Results: 1,123 patients were identified with mean age 66.71 +/-16.2 years. Comorbidities included diabetes (46.8%), ischaemic heart disease (IHD; 29.5%), heart failure (7.6%), cerebrovascular events (CVD;10.6%), peripheral vascular disease (14%) and hypertension (74.2%). 19.6% of patients experienced an incident cardiovascular event (CVE).
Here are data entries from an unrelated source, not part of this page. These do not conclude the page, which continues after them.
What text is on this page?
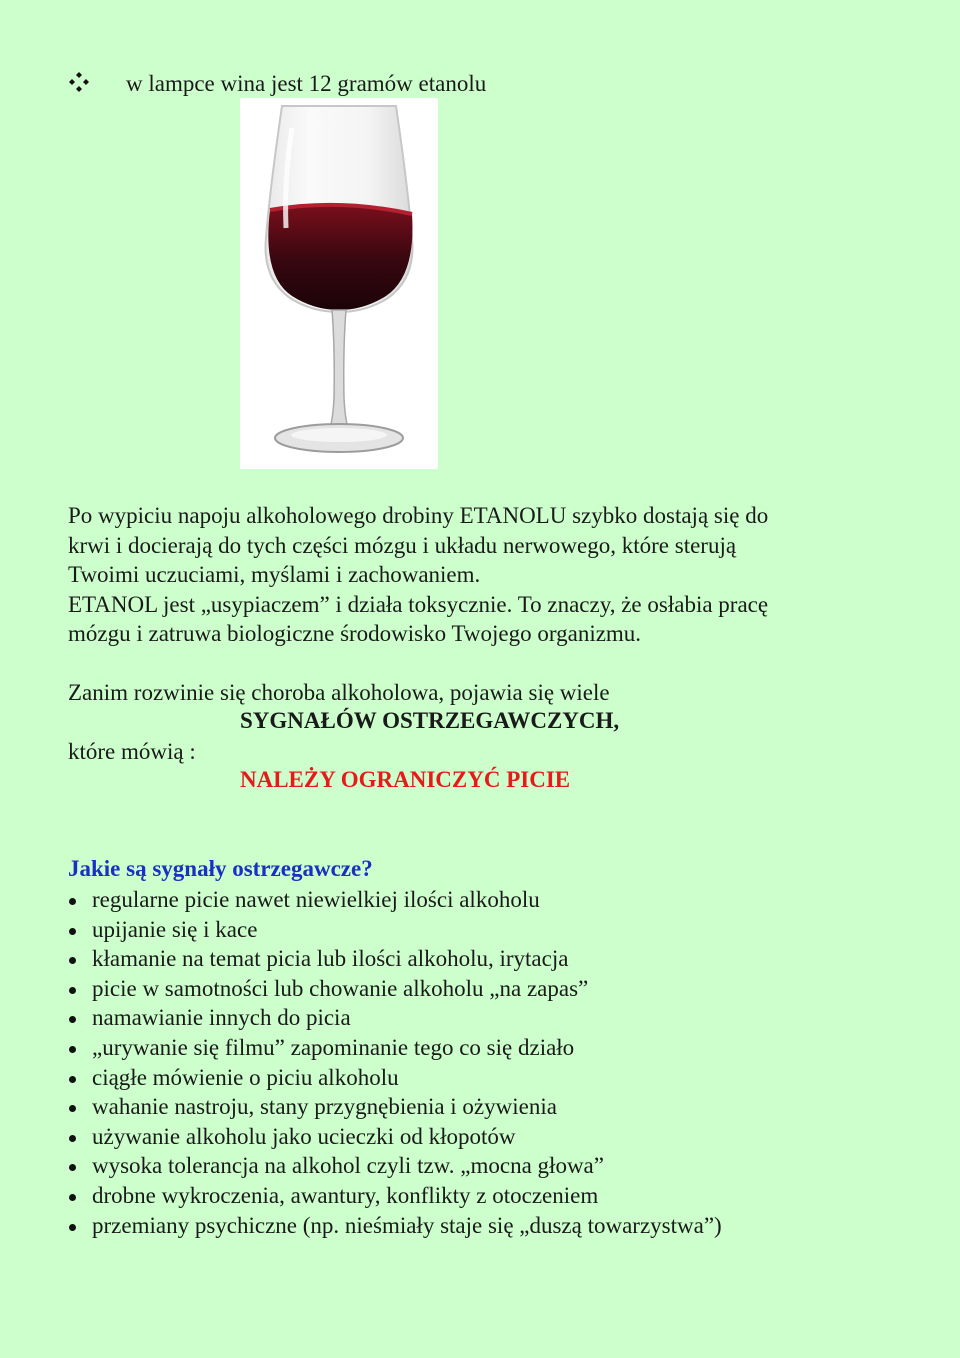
w lampce wina jest 12 gramów etanolu

Po wypiciu napoju alkoholowego drobiny ETANOLU szybko dostają się do

krwi i docierają do tych części mózgu i układu nerwowego, które sterują

Twoimi uczuciami, myślami i zachowaniem.

ETANOL jest „usypiaczem” i działa toksycznie. To znaczy, że osłabia pracę

mózgu i zatruwa biologiczne środowisko Twojego organizmu.

Zanim rozwinie się choroba alkoholowa, pojawia się wiele

SYGNAŁÓW OSTRZEGAWCZYCH,

które mówią :

NALEŻY OGRANICZYĆ PICIE
Jakie są sygnały ostrzegawcze?
regularne picie nawet niewielkiej ilości alkoholu
upijanie się i kace
kłamanie na temat picia lub ilości alkoholu, irytacja
picie w samotności lub chowanie alkoholu „na zapas”
namawianie innych do picia
„urywanie się filmu” zapominanie tego co się działo
ciągłe mówienie o piciu alkoholu
wahanie nastroju, stany przygnębienia i ożywienia
używanie alkoholu jako ucieczki od kłopotów
wysoka tolerancja na alkohol czyli tzw. „mocna głowa”
drobne wykroczenia, awantury, konflikty z otoczeniem
przemiany psychiczne (np. nieśmiały staje się „duszą towarzystwa”)
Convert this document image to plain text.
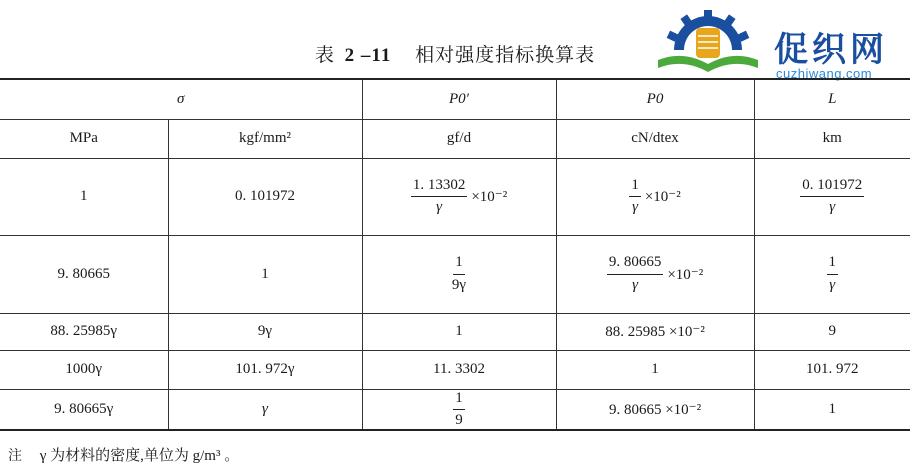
表 2 –11 相对强度指标换算表	促织网
cuzhiwang.com
σ		P0′	P0	L
MPa	kgf/mm²	gf/d	cN/dtex	km
1	0. 101972	$\frac{1. 13302}{\gamma} \times 10^{-2}$	$\frac{1}{\gamma} \times 10^{-2}$	$\frac{0. 101972}{\gamma}$

9. 80665	1	$\frac{1}{9\gamma}$	$\frac{9. 80665}{\gamma} \times 10^{-2}$	$\frac{1}{\gamma}$

88. 25985γ	9γ	1	88. 25985 ×10⁻²	9
1000γ	101. 972γ	11. 3302	1	101. 972
9. 80665γ	γ	$\frac{1}{9}$	9. 80665 ×10⁻²	1
注 γ 为材料的密度,单位为 g/m³ 。
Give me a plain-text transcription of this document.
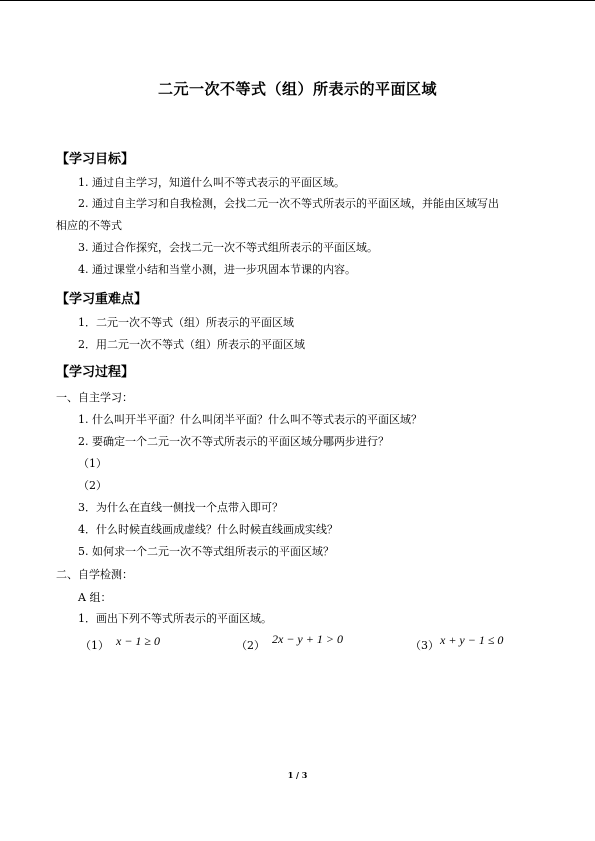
二元一次不等式（组）所表示的平面区域
【学习目标】
1. 通过自主学习，知道什么叫不等式表示的平面区域。
2. 通过自主学习和自我检测，会找二元一次不等式所表示的平面区域，并能由区域写出
相应的不等式
3. 通过合作探究，会找二元一次不等式组所表示的平面区域。
4. 通过课堂小结和当堂小测，进一步巩固本节课的内容。
【学习重难点】
1．二元一次不等式（组）所表示的平面区域
2．用二元一次不等式（组）所表示的平面区域
【学习过程】
一、自主学习：
1. 什么叫开半平面？什么叫闭半平面？什么叫不等式表示的平面区域？
2. 要确定一个二元一次不等式所表示的平面区域分哪两步进行？
（1）
（2）
3．为什么在直线一侧找一个点带入即可？
4．什么时候直线画成虚线？什么时候直线画成实线？
5. 如何求一个二元一次不等式组所表示的平面区域？
二、自学检测：
A 组：
1．画出下列不等式所表示的平面区域。
（1） x − 1 ≥ 0	（2） 2x − y + 1 > 0	（3） x + y − 1 ≤ 0
1 / 3
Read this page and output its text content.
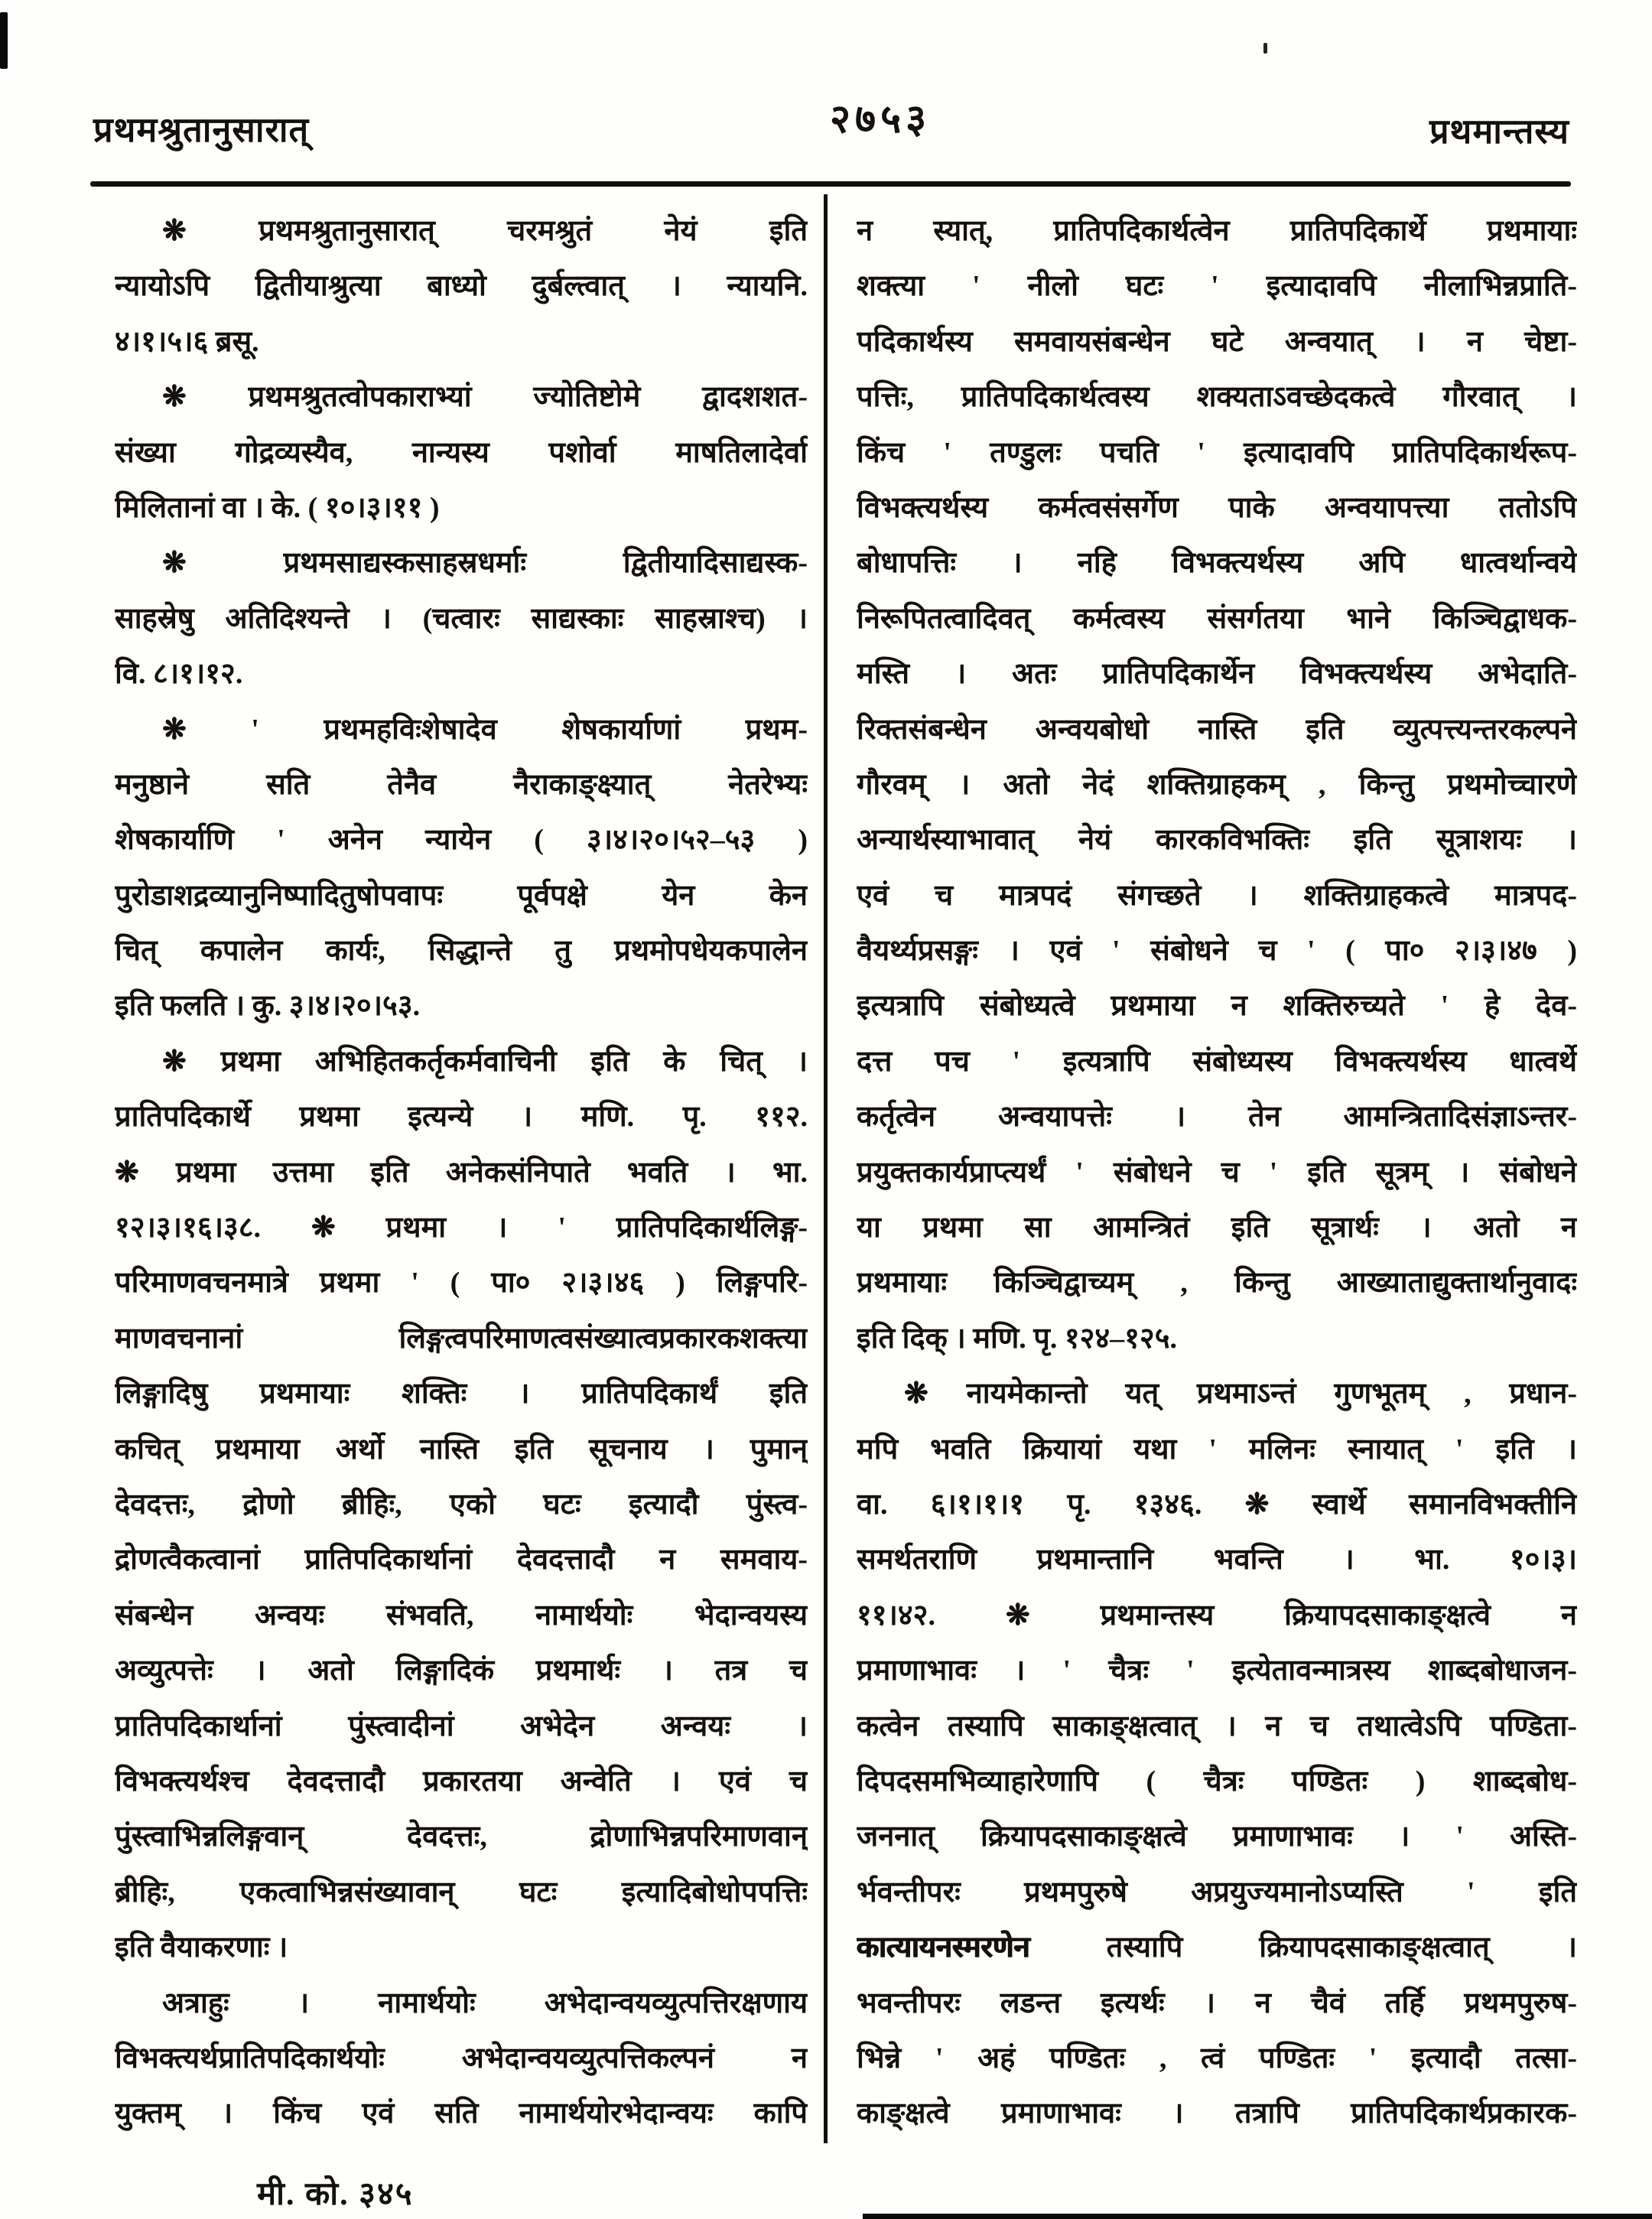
प्रथमश्रुतानुसारात्	२७५३	प्रथमान्तस्य
❋ प्रथमश्रुतानुसारात् चरमश्रुतं नेयं इति
न्यायोऽपि द्वितीयाश्रुत्या बाध्यो दुर्बल्त्वात् । न्यायनि.
४।१।५।६ ब्रसू.
❋ प्रथमश्रुतत्वोपकाराभ्यां ज्योतिष्टोमे द्वादशशत-
संख्या गोद्रव्यस्यैव, नान्यस्य पशोर्वा माषतिलादेर्वा
मिलितानां वा । के. ( १०।३।११ )
❋ प्रथमसाद्यस्कसाहस्रधर्माः द्वितीयादिसाद्यस्क-
साहस्रेषु अतिदिश्यन्ते । (चत्वारः साद्यस्काः साहस्राश्च) ।
वि. ८।१।१२.
❋ ' प्रथमहविःशेषादेव शेषकार्याणां प्रथम-
मनुष्ठाने सति तेनैव नैराकाङ्क्ष्यात् नेतरेभ्यः
शेषकार्याणि ' अनेन न्यायेन ( ३।४।२०।५२–५३ )
पुरोडाशद्रव्यानुनिष्पादितुषोपवापः पूर्वपक्षे येन केन
चित् कपालेन कार्यः, सिद्धान्ते तु प्रथमोपधेयकपालेन
इति फलति । कु. ३।४।२०।५३.
❋ प्रथमा अभिहितकर्तृकर्मवाचिनी इति के चित् ।
प्रातिपदिकार्थे प्रथमा इत्यन्ये । मणि. पृ. ११२.
❋ प्रथमा उत्तमा इति अनेकसंनिपाते भवति । भा.
१२।३।१६।३८. ❋ प्रथमा । ' प्रातिपदिकार्थलिङ्ग-
परिमाणवचनमात्रे प्रथमा ' ( पा० २।३।४६ ) लिङ्गपरि-
माणवचनानां लिङ्गत्वपरिमाणत्वसंख्यात्वप्रकारकशक्त्या
लिङ्गादिषु प्रथमायाः शक्तिः । प्रातिपदिकार्थं इति
कचित् प्रथमाया अर्थो नास्ति इति सूचनाय । पुमान्
देवदत्तः, द्रोणो ब्रीहिः, एको घटः इत्यादौ पुंस्त्व-
द्रोणत्वैकत्वानां प्रातिपदिकार्थानां देवदत्तादौ न समवाय-
संबन्धेन अन्वयः संभवति, नामार्थयोः भेदान्वयस्य
अव्युत्पत्तेः । अतो लिङ्गादिकं प्रथमार्थः । तत्र च
प्रातिपदिकार्थानां पुंस्त्वादीनां अभेदेन अन्वयः ।
विभक्त्यर्थश्च देवदत्तादौ प्रकारतया अन्वेति । एवं च
पुंस्त्वाभिन्नलिङ्गवान् देवदत्तः, द्रोणाभिन्नपरिमाणवान्
ब्रीहिः, एकत्वाभिन्नसंख्यावान् घटः इत्यादिबोधोपपत्तिः
इति वैयाकरणाः ।
अत्राहुः । नामार्थयोः अभेदान्वयव्युत्पत्तिरक्षणाय
विभक्त्यर्थप्रातिपदिकार्थयोः अभेदान्वयव्युत्पत्तिकल्पनं न
युक्तम् । किंच एवं सति नामार्थयोरभेदान्वयः कापि
न स्यात्, प्रातिपदिकार्थत्वेन प्रातिपदिकार्थे प्रथमायाः
शक्त्या ' नीलो घटः ' इत्यादावपि नीलाभिन्नप्राति-
पदिकार्थस्य समवायसंबन्धेन घटे अन्वयात् । न चेष्टा-
पत्तिः, प्रातिपदिकार्थत्वस्य शक्यताऽवच्छेदकत्वे गौरवात् ।
किंच ' तण्डुलः पचति ' इत्यादावपि प्रातिपदिकार्थरूप-
विभक्त्यर्थस्य कर्मत्वसंसर्गेण पाके अन्वयापत्त्या ततोऽपि
बोधापत्तिः । नहि विभक्त्यर्थस्य अपि धात्वर्थान्वये
निरूपितत्वादिवत् कर्मत्वस्य संसर्गतया भाने किञ्चिद्वाधक-
मस्ति । अतः प्रातिपदिकार्थेन विभक्त्यर्थस्य अभेदाति-
रिक्तसंबन्धेन अन्वयबोधो नास्ति इति व्युत्पत्त्यन्तरकल्पने
गौरवम् । अतो नेदं शक्तिग्राहकम् , किन्तु प्रथमोच्चारणे
अन्यार्थस्याभावात् नेयं कारकविभक्तिः इति सूत्राशयः ।
एवं च मात्रपदं संगच्छते । शक्तिग्राहकत्वे मात्रपद-
वैयर्थ्यप्रसङ्गः । एवं ' संबोधने च ' ( पा० २।३।४७ )
इत्यत्रापि संबोध्यत्वे प्रथमाया न शक्तिरुच्यते ' हे देव-
दत्त पच ' इत्यत्रापि संबोध्यस्य विभक्त्यर्थस्य धात्वर्थे
कर्तृत्वेन अन्वयापत्तेः । तेन आमन्त्रितादिसंज्ञाऽन्तर-
प्रयुक्तकार्यप्राप्त्यर्थं ' संबोधने च ' इति सूत्रम् । संबोधने
या प्रथमा सा आमन्त्रितं इति सूत्रार्थः । अतो न
प्रथमायाः किञ्चिद्वाच्यम् , किन्तु आख्याताद्युक्तार्थानुवादः
इति दिक् । मणि. पृ. १२४–१२५.
❋ नायमेकान्तो यत् प्रथमाऽन्तं गुणभूतम् , प्रधान-
मपि भवति क्रियायां यथा ' मलिनः स्नायात् ' इति ।
वा. ६।१।१।१ पृ. १३४६. ❋ स्वार्थे समानविभक्तीनि
समर्थतराणि प्रथमान्तानि भवन्ति । भा. १०।३।
११।४२. ❋ प्रथमान्तस्य क्रियापदसाकाङ्क्षत्वे न
प्रमाणाभावः । ' चैत्रः ' इत्येतावन्मात्रस्य शाब्दबोधाजन-
कत्वेन तस्यापि साकाङ्क्षत्वात् । न च तथात्वेऽपि पण्डिता-
दिपदसमभिव्याहारेणापि ( चैत्रः पण्डितः ) शाब्दबोध-
जननात् क्रियापदसाकाङ्क्षत्वे प्रमाणाभावः । ' अस्ति-
र्भवन्तीपरः प्रथमपुरुषे अप्रयुज्यमानोऽप्यस्ति ' इति
कात्यायनस्मरणेन तस्यापि क्रियापदसाकाङ्क्षत्वात् ।
भवन्तीपरः लडन्त इत्यर्थः । न चैवं तर्हि प्रथमपुरुष-
भिन्ने ' अहं पण्डितः , त्वं पण्डितः ' इत्यादौ तत्सा-
काङ्क्षत्वे प्रमाणाभावः । तत्रापि प्रातिपदिकार्थप्रकारक-
मी. को. ३४५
CKD patients with CVE had a significant increase in hospitalisations compared to patients without CVE (mean:4.3(4.9) vs 8(6.8), p<0.05). Hospitalisations were significantly higher with advancing CKD stages with means; stage 1: 2.6(4.8), stage 2: 4.2(5.8), stage 3: 5(5.3), stage 4: 6(5.4), stage 5: 6(6), p<0.05. Patients in the fourth quartile delta eGFR(mL/min/1.73m²/yr) had significantly more hospitalisations than those in the first quartile of delta eGFR with means:5.5(5.5) vs 4.2(4.6) respectively (p=0.01). Moreover, patients with diabetes (6.0vs 4.2), IHD (6.8vs 4.3), heart failure (6.6vs 4.9) and CVD (6.2vs 4.9) also had significant increase (p<0.05) in hospitalisations. However multivariate analysis adjusting for age only showed a significant association between hospitalisations with CVE (p<0.05).
Conclusion: Many factors seem to be associated with increased hospitalisations in the CKD population. Identifying these factors, such as CVE, offers opportunities to decrease morbidity and health care costs.


Biography:
Andrew Jeyaruban is currently a medical registrar with a keen interest in renal medicine. He graduated from James Cook University with Honours in 2014. Andrew then completed his residency at the Royal Brisbane and Women’s Hospital Brisbane, Australia. He is currently a basic physician trainee at the Liverpool Hospital, Sydney.